More often than not, this happens when you downloaded and installed some Freeware/Shareware. You are responsible for what is on your machine regardless of how it got there, especially illegal things. When you install anything, you need to read every page of the installer and you MUST watch for checkboxes and radiobuttons. Freeware usually comes with some “Bonus Extras” which you do not want on your machine and they ALWAYS are preset as YES-install. These toolbar things (google toolbar, ask toolbar, bing toolbar), while they might have the name of a reputable company they are using those toolbars to track every single thing you search for and probably a lot more than that.

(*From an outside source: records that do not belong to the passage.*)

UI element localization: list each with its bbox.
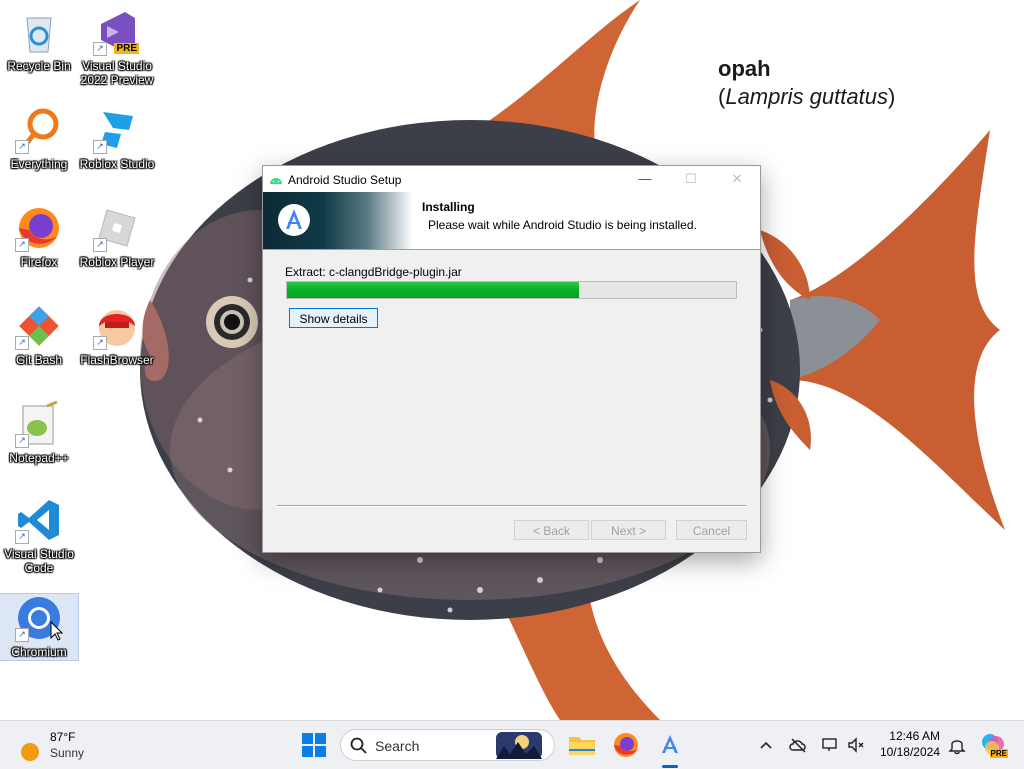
title-bar[interactable]: Android Studio Setup — ☐ ✕ [263,166,760,192]
desktop-icon-label: Chromium [11,645,67,659]
header-banner [263,192,413,249]
shortcut-arrow-icon: ↗ [93,336,107,350]
shortcut-arrow-icon: ↗ [15,628,29,642]
header-subtitle: Please wait while Android Studio is bein… [428,218,697,232]
desktop-icon-roblox-studio[interactable]: ↗ Roblox Studio [78,106,156,171]
recycle-bin-icon [15,8,63,56]
roblox-player-icon: ↗ [93,204,141,252]
desktop-icon-label: Git Bash [15,353,63,367]
desktop-icon-everything[interactable]: ↗ Everything [0,106,78,171]
show-details-button[interactable]: Show details [289,308,378,328]
weather-temp: 87°F [50,730,76,744]
desktop-icon-label: FlashBrowser [80,353,154,367]
git-bash-icon: ↗ [15,302,63,350]
desktop-icon-label: Recycle Bin [7,59,71,73]
desktop-icon-label: Visual Studio Code [4,547,74,575]
cloud-offline-icon[interactable] [788,735,808,755]
clock-date: 10/18/2024 [879,745,940,759]
taskbar-search-box[interactable]: Search [340,729,555,761]
copilot-preview-icon[interactable]: PRE [980,732,1008,758]
shortcut-arrow-icon: ↗ [93,42,107,56]
desktop-icon-chromium[interactable]: ↗ Chromium [0,593,79,661]
desktop-icon-label: Everything [10,157,68,171]
android-studio-setup-dialog: Android Studio Setup — ☐ ✕ Installing Pl… [262,165,761,553]
wallpaper-title: opah [718,56,771,81]
desktop-icon-recycle-bin[interactable]: Recycle Bin [0,8,78,73]
start-button[interactable] [298,729,330,761]
dialog-header: Installing Please wait while Android Stu… [263,192,760,250]
sun-icon [21,743,39,761]
next-button[interactable]: Next > [591,520,666,540]
shortcut-arrow-icon: ↗ [15,336,29,350]
back-button[interactable]: < Back [514,520,589,540]
desktop-icon-label: Roblox Studio [79,157,155,171]
preview-badge: PRE [114,43,139,54]
visual-studio-icon: ↗ PRE [93,8,141,56]
flashbrowser-icon: ↗ [93,302,141,350]
maximize-button[interactable]: ☐ [668,166,714,192]
network-icon[interactable] [820,735,840,755]
paren-close: ) [887,84,896,109]
android-studio-icon [270,178,282,184]
search-icon [350,737,367,754]
desktop-icon-flashbrowser[interactable]: ↗ FlashBrowser [78,302,156,367]
clock[interactable]: 12:46 AM 10/18/2024 [874,728,940,760]
taskbar: 87°F Sunny Search 12:46 AM 10/18/2024 PR… [0,720,1024,769]
vscode-icon: ↗ [15,496,63,544]
cancel-button[interactable]: Cancel [676,520,747,540]
shortcut-arrow-icon: ↗ [15,530,29,544]
shortcut-arrow-icon: ↗ [15,238,29,252]
header-title: Installing [422,200,475,214]
progress-fill [287,282,579,298]
volume-muted-icon[interactable] [846,735,866,755]
notification-bell-icon[interactable] [947,735,967,755]
clock-time: 12:46 AM [889,729,940,743]
minimize-button[interactable]: — [622,166,668,192]
weather-condition: Sunny [50,746,85,760]
desktop-icon-label: Visual Studio 2022 Preview [80,59,154,87]
firefox-icon: ↗ [15,204,63,252]
desktop-icon-roblox-player[interactable]: ↗ Roblox Player [78,204,156,269]
close-button[interactable]: ✕ [714,166,760,192]
shortcut-arrow-icon: ↗ [15,434,29,448]
magnifier-icon: ↗ [15,106,63,154]
dialog-title: Android Studio Setup [288,173,402,187]
notepad-plus-plus-icon: ↗ [15,400,63,448]
desktop-icon-label: Notepad++ [9,451,69,465]
shortcut-arrow-icon: ↗ [93,238,107,252]
tray-preview-badge: PRE [989,749,1008,758]
desktop-icon-label: Firefox [20,255,58,269]
file-explorer-icon[interactable] [566,729,598,761]
search-highlight-icon [496,732,542,759]
android-studio-logo-icon [278,204,310,236]
search-label: Search [375,738,420,754]
shortcut-arrow-icon: ↗ [93,140,107,154]
desktop-icon-notepad-plus-plus[interactable]: ↗ Notepad++ [0,400,78,465]
button-separator [277,505,746,507]
desktop-icon-visual-studio-2022-preview[interactable]: ↗ PRE Visual Studio 2022 Preview [78,8,156,87]
roblox-studio-icon: ↗ [93,106,141,154]
android-studio-taskbar-icon[interactable] [654,729,686,761]
install-progress-bar [286,281,737,299]
desktop-icon-git-bash[interactable]: ↗ Git Bash [0,302,78,367]
desktop-icon-label: Roblox Player [79,255,155,269]
wallpaper-subtitle: (Lampris guttatus) [718,84,895,110]
chevron-up-icon[interactable] [756,735,776,755]
shortcut-arrow-icon: ↗ [15,140,29,154]
chromium-icon: ↗ [15,594,64,642]
status-text: Extract: c-clangdBridge-plugin.jar [285,265,462,279]
scientific-name: Lampris guttatus [725,84,888,109]
desktop-icon-visual-studio-code[interactable]: ↗ Visual Studio Code [0,496,78,575]
desktop-icon-firefox[interactable]: ↗ Firefox [0,204,78,269]
firefox-taskbar-icon[interactable] [610,729,642,761]
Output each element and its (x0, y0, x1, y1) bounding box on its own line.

The only way to avoid this type of thing is to be vigilant against installing Freeware. You should ALWAYS choose an Open Source option for all your software needs unless you prefer to pay for brand name software. You should keep in mind that just because you Paid for some software, that does not mean that they aren’t selling your data. So again I will give credit to the Open Source community, you will not find such things there. Open Source means that any Coder could open the software’s source code, look at it’s guts, see how it works and if were any malicious code it would become public information pretty quick.
Jay Paxton
Oh..I forgot to tell you how to get rid of that trash..
use File ASSaSSIN to delete those files.
there’s about 4 or 5 of them, all right together.
if you get a cant delete message don’t worry, just keep ahmmering them and soon FileASSASSIN will delete them.
Jack Sparrow
Jay Paxton – you’re a tool. Take your tinfoil hat and gtfo.
KirkH420
There’s nothing pathetic than the types of “computer users” who refuse every new version of Windows. That guy really thinks staying on the MOST hackable and MOST targeted for hacking version of windows still in existence?
There are Penetration Testing classes teaching that exact thing as intro to hacking 101 (you want to learn about hacking, go to kali.org, they have tutorials and some of the first machines you need to learn to compromise are XP hosts). That guy might be one of the worse ones because usually they whine about upgrading until the security support ends and in this case he should have moved to 7 when that happened. When he does end up using a newer OS he’s not going to understand anything about it which will make him 10x more vulnerable than my Grampa using his win10 PC.
Yatsura
There is no tinfoil needed anymore, since the news started talking about NSA contracts with Microsoft to observe everyones homes via X-Box-Kinect-Cameras.